I finally caved in to the family's demands for a puppy. On Thursday, Doc joined our family. He's seven weeks old and just about the cutest thing I've ever seen. The kids love him to pieces and Gracie is tolerating him very well. She's not as motherly as I thought she would be, but she lets him play with her tail and tells him when it's time to back off. :)

Everyone tells me having a puppy is worse than having a baby in the house, but I don't find that to be true. For one thing, there is no breastfeeding involved. (phew) For another, my kids think he's great fun so they are doing most of the work. On my agenda is teaching Doc to fetch my newspaper every morning and take out the trash. Well, I know he won't take out the trash, but I like to aim high. ;)

Wednesday, October 18, 2006

A Confession

It's been a long time since I've blogged. I'll start this off right by making a confession.

A few weeks ago I bought a pair of leggings.

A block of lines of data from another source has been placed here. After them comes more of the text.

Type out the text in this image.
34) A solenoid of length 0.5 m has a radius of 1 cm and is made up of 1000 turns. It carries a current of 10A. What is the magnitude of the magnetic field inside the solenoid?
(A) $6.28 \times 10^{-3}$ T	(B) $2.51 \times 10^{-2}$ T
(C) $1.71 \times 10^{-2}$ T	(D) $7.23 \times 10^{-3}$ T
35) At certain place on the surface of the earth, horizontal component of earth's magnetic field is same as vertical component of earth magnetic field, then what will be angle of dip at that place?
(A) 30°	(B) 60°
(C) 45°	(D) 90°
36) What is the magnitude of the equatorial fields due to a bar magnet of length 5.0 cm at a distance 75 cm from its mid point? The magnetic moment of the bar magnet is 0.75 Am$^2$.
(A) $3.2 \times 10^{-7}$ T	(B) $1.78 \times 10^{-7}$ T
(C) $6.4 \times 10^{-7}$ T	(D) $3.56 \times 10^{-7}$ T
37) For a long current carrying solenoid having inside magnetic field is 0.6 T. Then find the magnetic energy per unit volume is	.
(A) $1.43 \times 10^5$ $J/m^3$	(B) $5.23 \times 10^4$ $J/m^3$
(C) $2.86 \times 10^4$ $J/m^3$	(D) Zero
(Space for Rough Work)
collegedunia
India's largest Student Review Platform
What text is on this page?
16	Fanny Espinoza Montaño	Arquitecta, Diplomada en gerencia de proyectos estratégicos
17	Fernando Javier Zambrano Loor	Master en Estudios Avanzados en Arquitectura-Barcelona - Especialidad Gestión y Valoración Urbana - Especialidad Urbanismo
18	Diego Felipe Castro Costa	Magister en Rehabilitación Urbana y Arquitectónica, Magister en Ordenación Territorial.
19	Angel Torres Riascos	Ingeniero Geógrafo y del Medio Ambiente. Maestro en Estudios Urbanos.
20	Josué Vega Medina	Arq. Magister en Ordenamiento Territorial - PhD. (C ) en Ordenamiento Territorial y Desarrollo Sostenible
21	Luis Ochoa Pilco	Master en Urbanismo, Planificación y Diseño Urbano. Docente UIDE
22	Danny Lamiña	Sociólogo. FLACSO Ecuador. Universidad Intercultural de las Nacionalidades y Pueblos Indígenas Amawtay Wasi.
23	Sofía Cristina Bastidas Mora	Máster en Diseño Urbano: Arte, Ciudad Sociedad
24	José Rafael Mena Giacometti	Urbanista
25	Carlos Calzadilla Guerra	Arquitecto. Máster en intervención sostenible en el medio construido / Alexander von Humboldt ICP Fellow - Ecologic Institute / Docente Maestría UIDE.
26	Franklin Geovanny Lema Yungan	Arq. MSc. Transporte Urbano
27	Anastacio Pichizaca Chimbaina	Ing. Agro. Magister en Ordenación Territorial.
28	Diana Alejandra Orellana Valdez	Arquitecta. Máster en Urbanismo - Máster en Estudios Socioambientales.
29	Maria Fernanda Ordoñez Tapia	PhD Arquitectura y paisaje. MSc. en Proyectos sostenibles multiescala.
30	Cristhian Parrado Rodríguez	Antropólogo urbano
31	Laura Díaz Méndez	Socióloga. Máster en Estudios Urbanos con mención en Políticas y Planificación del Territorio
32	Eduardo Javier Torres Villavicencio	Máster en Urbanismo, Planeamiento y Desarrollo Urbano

I hope you heard me whispering because I'm not going to repeat it. In my own defense, though, I'll tell you that Glamour promises I won't be a fashion don't as long as I keep my ass covered with a tunic-style shirt. Good plan. Now if I could just find one I would be caught dead wearing. They're all striped. Now, I have nothing against stripes. In fact, I like the illusion stripes create with my bustline. But these tops are all weird in some way, shape or form. They either have 3/4-length sleeves (which I loathe) or they have strange gathers or darts. Or, horror of horrors, they balloon out like I'm wearing a maternity shirt (*that* will never happen again!). So, I'm currently stuck with a great little pair of black leggings and nothing to wear them with.


Before you ask (again) what possessed me to buy them, I'll tell you they are so comfortable. C'mon, you know it's true, I'll bet even you wore leggings back in the day. Yes, seeing those leggings in the store was utterly nostalgic. I was immediately whisked back to 1989. I was 15. I weighed 90 pounds. Life was good. Maybe I was hoping that buying the leggings would make everything the same as the last time I wore them. It didn't. Hence, the necessity of covering my ass with a tunic.

So, hopefully I'll be able to find that elusive shirt. In just the right color with just the right cut. If I do, I'll happily wear my leggings. You have my solemn vow, though, that I will never, ever wear them with leg warmers. My life is not Flashdance.